咬合トラブルと補綴設計の関連①
どうも勤務歯科医師のかずぴんです。
ご覧いただきありがとうございます。
今日も歯科治療、がテーマです。
ズバリ、
「補綴設計について!!」
はい。ド専門的内容で恐縮です。
早速、症例を示していきますね。
結論
「咬合トラブルが歯科疾患の主因であり、咬合トラブルの重篤なケースにいて歯冠補綴が適応される。すべての補綴治療において、咬合トラブルの治癒反応を応用する、即ち歯牙の挺出や傾斜などの移動を術前に予想することが必須である。」
症例①
当院における一般的なカリエス処置の経過を示す
患歯は左上4、この部位は犬歯に近接しており咬合接触のガイドに参加することが多く、側方力の発生による破壊を比較的受けやすい部位であると言える。
本症例は、歯頚部から発生したカリエスが歯髄に達しており根管治療後歯冠補綴処置を予定している。
根充後を示した。
次に、歯冠補綴へと進め(当院ではいまだにFCKと表記いているが、FMCのことである。

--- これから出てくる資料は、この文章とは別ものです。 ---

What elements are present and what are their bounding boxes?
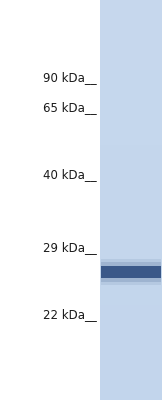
Bar bbox=[100, 225, 162, 230]
Text: 90 kDa__: 90 kDa__ bbox=[43, 72, 97, 84]
Bar bbox=[101, 262, 161, 282]
Bar bbox=[100, 45, 162, 50]
Bar bbox=[100, 25, 162, 30]
Bar bbox=[100, 80, 162, 85]
Bar bbox=[101, 259, 161, 285]
Bar bbox=[100, 10, 162, 15]
Bar bbox=[100, 370, 162, 375]
Bar bbox=[100, 355, 162, 360]
Bar bbox=[100, 270, 162, 275]
Bar bbox=[100, 315, 162, 320]
Bar bbox=[100, 165, 162, 170]
Bar bbox=[100, 130, 162, 135]
Bar bbox=[100, 390, 162, 395]
Bar bbox=[100, 20, 162, 25]
Bar bbox=[100, 140, 162, 145]
Bar bbox=[100, 365, 162, 370]
Bar bbox=[100, 375, 162, 380]
Text: 65 kDa__: 65 kDa__ bbox=[43, 102, 97, 114]
Bar bbox=[100, 100, 162, 105]
Bar bbox=[100, 310, 162, 315]
Bar bbox=[100, 40, 162, 45]
Text: 29 kDa__: 29 kDa__ bbox=[43, 242, 97, 254]
Bar bbox=[100, 70, 162, 75]
Bar bbox=[100, 15, 162, 20]
Bar bbox=[100, 395, 162, 400]
Bar bbox=[100, 115, 162, 120]
Bar bbox=[100, 75, 162, 80]
Bar bbox=[100, 300, 162, 305]
Bar bbox=[100, 320, 162, 325]
Bar bbox=[100, 175, 162, 180]
Bar bbox=[100, 120, 162, 125]
Bar bbox=[100, 185, 162, 190]
Bar bbox=[100, 235, 162, 240]
Bar bbox=[100, 60, 162, 65]
Bar bbox=[100, 295, 162, 300]
Bar bbox=[100, 240, 162, 245]
Bar bbox=[100, 5, 162, 10]
Bar bbox=[100, 170, 162, 175]
Bar bbox=[100, 155, 162, 160]
Bar bbox=[100, 245, 162, 250]
Bar bbox=[100, 110, 162, 115]
Bar bbox=[100, 345, 162, 350]
Bar bbox=[100, 135, 162, 140]
Bar bbox=[100, 285, 162, 290]
Bar bbox=[100, 250, 162, 255]
Bar bbox=[100, 360, 162, 365]
Bar bbox=[100, 230, 162, 235]
Bar bbox=[100, 35, 162, 40]
Bar bbox=[100, 55, 162, 60]
Bar bbox=[100, 205, 162, 210]
Bar bbox=[100, 65, 162, 70]
Bar bbox=[100, 180, 162, 185]
Bar bbox=[100, 90, 162, 95]
Bar bbox=[100, 210, 162, 215]
Bar bbox=[100, 190, 162, 195]
Bar bbox=[100, 50, 162, 55]
Bar bbox=[100, 195, 162, 200]
Bar bbox=[100, 330, 162, 335]
Bar bbox=[100, 85, 162, 90]
Bar bbox=[100, 30, 162, 35]
Bar bbox=[100, 260, 162, 265]
Bar bbox=[100, 145, 162, 150]
Bar bbox=[100, 0, 162, 400]
Bar bbox=[100, 265, 162, 270]
Bar bbox=[100, 200, 162, 205]
Bar bbox=[100, 350, 162, 355]
Text: 22 kDa__: 22 kDa__ bbox=[43, 308, 97, 322]
Bar bbox=[100, 125, 162, 130]
Bar bbox=[100, 280, 162, 285]
Bar bbox=[100, 340, 162, 345]
Bar bbox=[100, 290, 162, 295]
Bar bbox=[100, 0, 162, 5]
Bar bbox=[100, 255, 162, 260]
Bar bbox=[101, 266, 161, 278]
Bar bbox=[100, 220, 162, 225]
Bar bbox=[100, 160, 162, 165]
Bar bbox=[100, 150, 162, 155]
Bar bbox=[100, 215, 162, 220]
Bar bbox=[100, 325, 162, 330]
Bar bbox=[100, 380, 162, 385]
Text: 40 kDa__: 40 kDa__ bbox=[43, 168, 97, 182]
Bar bbox=[100, 95, 162, 100]
Bar bbox=[100, 385, 162, 390]
Bar bbox=[100, 305, 162, 310]
Bar bbox=[100, 275, 162, 280]
Bar bbox=[100, 105, 162, 110]
Bar bbox=[100, 335, 162, 340]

)
技工指示書を示す
日本語が稚拙で恥ずかしいのだが、NoBTとは咬合を模型上で付与しない状態で補綴物を作成せよという指示である。実際には咬合器上で対合歯と0.5~0.8mmほど空隙を設けて作成する。一般的な技工士であれば躊躇されるかもしれないが、当院では提携ラボと何度も知識の共有をし、現在問題なく作成していただいている。この設計に疑問を持たれる歯科医師もおられよう。しかし、私は、この作成コンセプトは必須であると考える。

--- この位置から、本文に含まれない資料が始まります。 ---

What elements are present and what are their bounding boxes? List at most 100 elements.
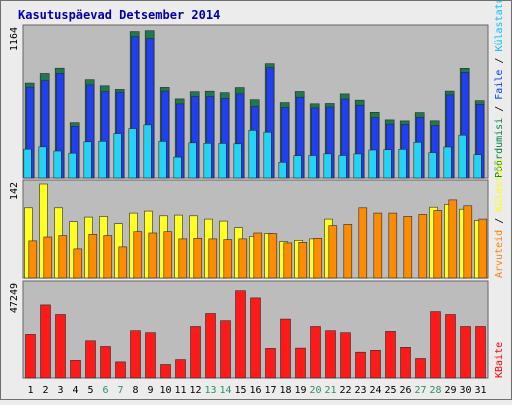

次に、無調整で口腔内に指摘し咬合印記したものを示す。
機能咬頭に着目していただきたい。しっかりと咬合印記が確認できる。
ついで模型上の様子を数枚示す
かように作成したFMCが、実際の口腔内では咬合接触している、もちろん、支台歯への適合は問題ないという状態である。この状態は即ち、形成後からセットまでの期間での支台歯の移動、を示す証拠である。
術前の歯牙移動を予測する
この点を意識し治療を行う歯科医師は多くはないかもしれない。
本症例は、通法通りの咬合調整を行いセットできた。
仮に、通法通り咬合器上での咬合接触を付与した状態で技工士が技工物を作成したと仮定すれば、咬合調整を終えるまでの時間はいかほどであろうか。また、咬合面形態を損なわずに調整可能であろうか。

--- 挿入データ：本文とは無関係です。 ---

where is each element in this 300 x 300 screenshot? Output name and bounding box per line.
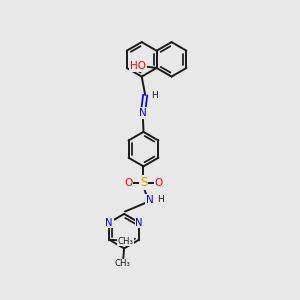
Text: HO: HO xyxy=(130,61,146,71)
Text: CH₃: CH₃ xyxy=(118,237,134,246)
Text: O: O xyxy=(124,178,132,188)
Text: H: H xyxy=(157,195,164,204)
Text: O: O xyxy=(155,178,163,188)
Text: N: N xyxy=(135,218,143,227)
Text: H: H xyxy=(152,91,158,100)
Text: N: N xyxy=(146,195,153,205)
Text: N: N xyxy=(106,218,113,227)
Text: N: N xyxy=(139,108,147,118)
Text: S: S xyxy=(140,176,147,189)
Text: CH₃: CH₃ xyxy=(115,259,131,268)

しかし、私はこのコンセプトを取り入れあらゆる歯冠修復処置に応用し、技工士の作成した美しい咬合面形態を損なうことなく補綴治療を行うことができるようになり、また、調整に要する時間も大幅に短縮することができた。
次回以降も症例を示していくが、わずかでも歯科医師の皆様の日常診療に寄与できればと願う。
ご覧いただきありがとうございます。